A lot of the work done at Google, and in many organisations, is done collaboratively by teams. The team is the unit where real production happens, where innovative ideas are conceived and tested, and where employees experience most of their work. But it’s also where interpersonal issues, ill-suited skill sets, and unclear group goals can slow down productivity and cause friction.
Under a project called Aristotle – a tribute to Aristotle’s quote, “the whole is greater than the sum of its parts” – Google researchers set about to answer the question: “What makes a team effective at Google?”
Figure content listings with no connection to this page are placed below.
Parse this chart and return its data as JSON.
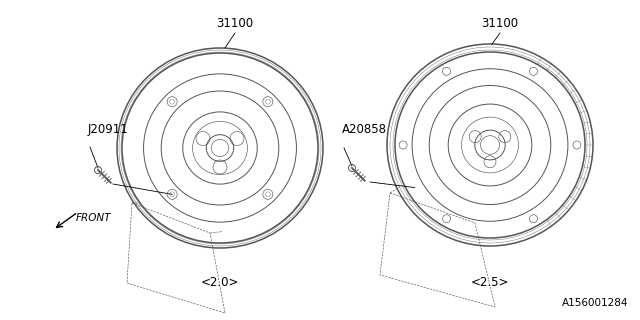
{
  "background_color": "#ffffff",
  "line_color": "#555555",
  "label_color": "#000000",
  "part_number_left": "31100",
  "part_number_right": "31100",
  "label_left_bolt": "J20911",
  "label_right_bolt": "A20858",
  "caption_left": "<2.0>",
  "caption_right": "<2.5>",
  "front_label": "FRONT",
  "catalog_number": "A156001284",
  "lw_outer": 1.1,
  "lw_inner": 0.7,
  "lw_thin": 0.45,
  "lw_label": 0.5
}
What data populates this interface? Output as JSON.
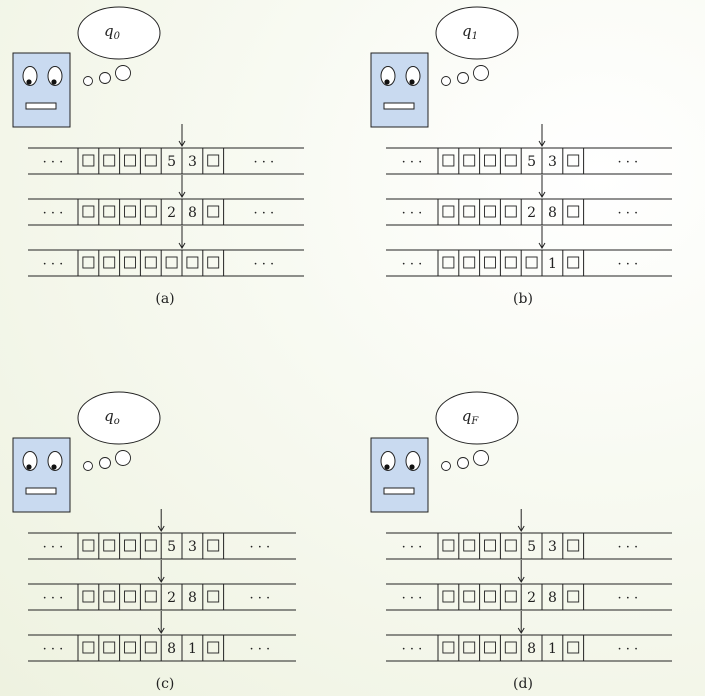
{
  "panels": [
    {
      "state_label": "q",
      "state_sub": "0",
      "caption": "(a)",
      "tapes": [
        {
          "cells": [
            "□",
            "□",
            "□",
            "□",
            "5",
            "3",
            "□"
          ],
          "head": 5
        },
        {
          "cells": [
            "□",
            "□",
            "□",
            "□",
            "2",
            "8",
            "□"
          ],
          "head": 5
        },
        {
          "cells": [
            "□",
            "□",
            "□",
            "□",
            "□",
            "□",
            "□"
          ],
          "head": 5
        }
      ]
    },
    {
      "state_label": "q",
      "state_sub": "1",
      "caption": "(b)",
      "tapes": [
        {
          "cells": [
            "□",
            "□",
            "□",
            "□",
            "5",
            "3",
            "□"
          ],
          "head": 5
        },
        {
          "cells": [
            "□",
            "□",
            "□",
            "□",
            "2",
            "8",
            "□"
          ],
          "head": 5
        },
        {
          "cells": [
            "□",
            "□",
            "□",
            "□",
            "□",
            "1",
            "□"
          ],
          "head": 5
        }
      ]
    },
    {
      "state_label": "q",
      "state_sub": "o",
      "caption": "(c)",
      "tapes": [
        {
          "cells": [
            "□",
            "□",
            "□",
            "□",
            "5",
            "3",
            "□"
          ],
          "head": 4
        },
        {
          "cells": [
            "□",
            "□",
            "□",
            "□",
            "2",
            "8",
            "□"
          ],
          "head": 4
        },
        {
          "cells": [
            "□",
            "□",
            "□",
            "□",
            "8",
            "1",
            "□"
          ],
          "head": 4
        }
      ]
    },
    {
      "state_label": "q",
      "state_sub": "F",
      "caption": "(d)",
      "tapes": [
        {
          "cells": [
            "□",
            "□",
            "□",
            "□",
            "5",
            "3",
            "□"
          ],
          "head": 4
        },
        {
          "cells": [
            "□",
            "□",
            "□",
            "□",
            "2",
            "8",
            "□"
          ],
          "head": 4
        },
        {
          "cells": [
            "□",
            "□",
            "□",
            "□",
            "8",
            "1",
            "□"
          ],
          "head": 4
        }
      ]
    }
  ],
  "ellipsis": "· · ·",
  "colors": {
    "robot_face": "#c9daf0",
    "stroke": "#222222"
  }
}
The researchers found that what really mattered was more about how the team worked together vs about who is on the team. In order of importance:
Psychological safety refers to an individual’s perception of the consequences of taking an interpersonal risk or a belief that a team is safe for risk taking in the face of being seen as ignorant, incompetent, negative, or disruptive. In a team with high psychological safety, teammates feel safe to take risks around their team members. They feel confident that no one on the team will embarrass or punish anyone else for admitting a mistake, asking a question, or offering a new idea.
On dependable teams, members reliably complete quality work on time.
Structure and clarity
An individual’s understanding of job expectations, the process for fulfilling these expectations, and the consequences of one’s performance are important for team effectiveness. Goals can be set at the individual or group level, and must be specific, challenging, and attainable.
Finding a sense of purpose in either the work itself or the output is important for team effectiveness. The meaning of work is personal and can vary – financial security, supporting family, helping the team succeed, or self-expression for each individual, for example.
The results of one’s work, the subjective judgement that your work is making a difference, is important for teams. Seeing that one’s work is contributing to the organization’s goals can help reveal impact.